NOTE: This question has many related questions on StackOverFlow but I was unable to get my answer from any of them.
I'm attempting to parallelize Prophet time series model training across multiple time series in a Spark DataFrame using groupBy().applyInPandas() with a Pandas UDF. However, I'm consistently encountering a PySparkValueError: [INVALID_PANDAS_UDF], and I'm struggling to pinpoint the exact cause after extensive debugging.
My Goal:
To train a separate Prophet model for each unique attribute in my df_train Spark DataFrame, leveraging Spark's distributed processing.
Environment:
- Python 3.12.3
- PySpark (Spark 3.5.6)
- Pandas (2.3.1)
- Prophet library
- Running on remote EC2 server
Input DataFrame Schema (df_train.printSchema() output):
root
|-- attribute: string (nullable = true)
|-- y: long (nullable = true)
|-- ds: timestamp (nullable = true)
My Code:
from pyspark.sql.functions import col, lit, pandas_udf, PandasUDFType
from pyspark.sql.types import StructType, StructField, TimestampType, StringType, LongType
import pandas as pd
from datetime import datetime
from prophet import Prophet # Assuming Prophet is installed
# Assume df_single_hash_sorted_dedup is some spark DF
# I am selecting a specific attribute for testing purpose.

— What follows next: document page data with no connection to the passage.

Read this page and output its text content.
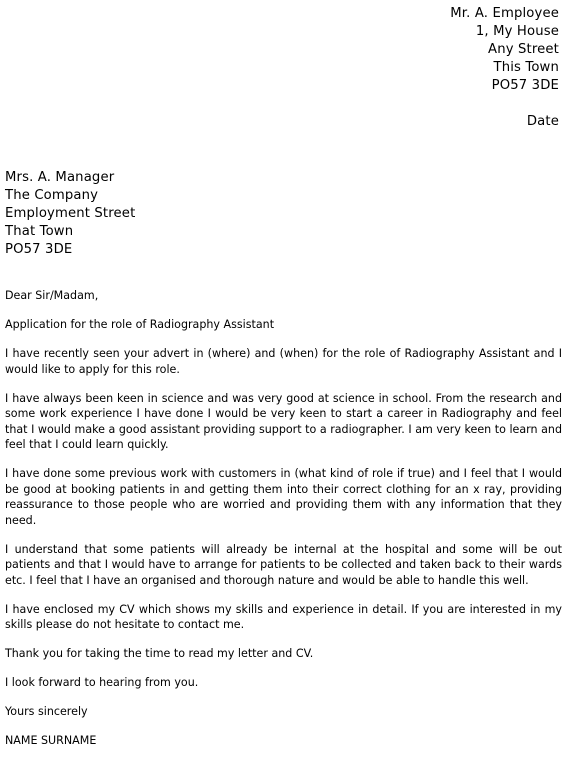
Mr. A. Employee
1, My House
Any Street
This Town
PO57 3DE
Date
Mrs. A. Manager
The Company
Employment Street
That Town
PO57 3DE

Dear Sir/Madam,

Application for the role of Radiography Assistant

I have recently seen your advert in (where) and (when) for the role of Radiography Assistant and I would like to apply for this role.

I have always been keen in science and was very good at science in school. From the research and some work experience I have done I would be very keen to start a career in Radiography and feel that I would make a good assistant providing support to a radiographer. I am very keen to learn and feel that I could learn quickly.

I have done some previous work with customers in (what kind of role if true) and I feel that I would be good at booking patients in and getting them into their correct clothing for an x ray, providing reassurance to those people who are worried and providing them with any information that they need.

I understand that some patients will already be internal at the hospital and some will be out patients and that I would have to arrange for patients to be collected and taken back to their wards etc. I feel that I have an organised and thorough nature and would be able to handle this well.

I have enclosed my CV which shows my skills and experience in detail. If you are interested in my skills please do not hesitate to contact me.

Thank you for taking the time to read my letter and CV.

I look forward to hearing from you.

Yours sincerely

NAME SURNAME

df_train = df_single_hash_sorted_dedup \
.filter(df_single_hash_sorted_dedup.attribute == 'session_id') \
.withColumnRenamed("time_granularity", "ds") \
.withColumnRenamed("count", "y") \
.select("attribute","y", "ds")
forecast_schema = StructType([
StructField("attribute", StringType(), True), # Grouping column
StructField("y", LongType(), True),
StructField("ds", TimestampType(), True)
])
@pandas_udf(forecast_schema, PandasUDFType.GROUPED_MAP)
def train_and_forecast_prophet_multi_metric(pdf: pd.DataFrame) -> pd.DataFrame:
print(f"Type of input pdf: {type(pdf)}")
print(f"Columns of input pdf: {pdf.columns.tolist()}")
return pdf
print("\nApplying debug UDF with applyInPandas...")

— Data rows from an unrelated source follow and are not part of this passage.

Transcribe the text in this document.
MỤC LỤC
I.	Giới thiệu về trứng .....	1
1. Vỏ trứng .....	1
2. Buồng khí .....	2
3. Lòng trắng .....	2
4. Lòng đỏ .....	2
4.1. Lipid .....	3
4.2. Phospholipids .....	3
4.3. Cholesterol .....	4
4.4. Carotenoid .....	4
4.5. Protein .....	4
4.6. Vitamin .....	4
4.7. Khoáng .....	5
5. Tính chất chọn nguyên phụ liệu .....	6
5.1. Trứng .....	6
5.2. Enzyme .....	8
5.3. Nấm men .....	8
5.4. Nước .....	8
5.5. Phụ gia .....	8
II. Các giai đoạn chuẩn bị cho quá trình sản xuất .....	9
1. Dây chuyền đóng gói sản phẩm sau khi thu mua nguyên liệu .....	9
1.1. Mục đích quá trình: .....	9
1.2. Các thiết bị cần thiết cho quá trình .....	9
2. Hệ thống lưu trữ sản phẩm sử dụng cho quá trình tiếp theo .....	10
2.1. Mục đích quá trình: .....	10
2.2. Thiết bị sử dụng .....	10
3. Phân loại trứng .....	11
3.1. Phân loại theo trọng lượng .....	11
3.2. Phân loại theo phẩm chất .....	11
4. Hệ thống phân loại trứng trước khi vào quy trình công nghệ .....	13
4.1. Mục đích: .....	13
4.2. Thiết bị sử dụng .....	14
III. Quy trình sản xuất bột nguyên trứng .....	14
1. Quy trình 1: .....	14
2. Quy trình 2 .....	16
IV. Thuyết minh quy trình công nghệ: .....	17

df_result = df_train.groupBy("attribute").applyInPandas(train_and_forecast_prophet_multi_metric, schema=forecast_schema)
# Trigger the action to see the error
df_result.show(truncate=False)
The Error I'm Receiving:
PySparkValueError: [INVALID_PANDAS_UDF] Invalid function: pandas_udf with function type GROUPED_MAP or the function in groupby.applyInPandas must take either one argument (data) or two arguments (key, data).
Given that the function signature appears correct and I've attempted to align the schemas, why is groupBy().applyInPandas() still raising this PySparkValueError? What subtle aspect of applyInPandas's validation could I be missing, or could this be an environment/version-specific bug?
applyInPandas()takes a Python native function that maps DataFrame to DataFrame, not one wrapped bypandas_udf. You only need to decorate withpandas_udfif you are going to be callingapply().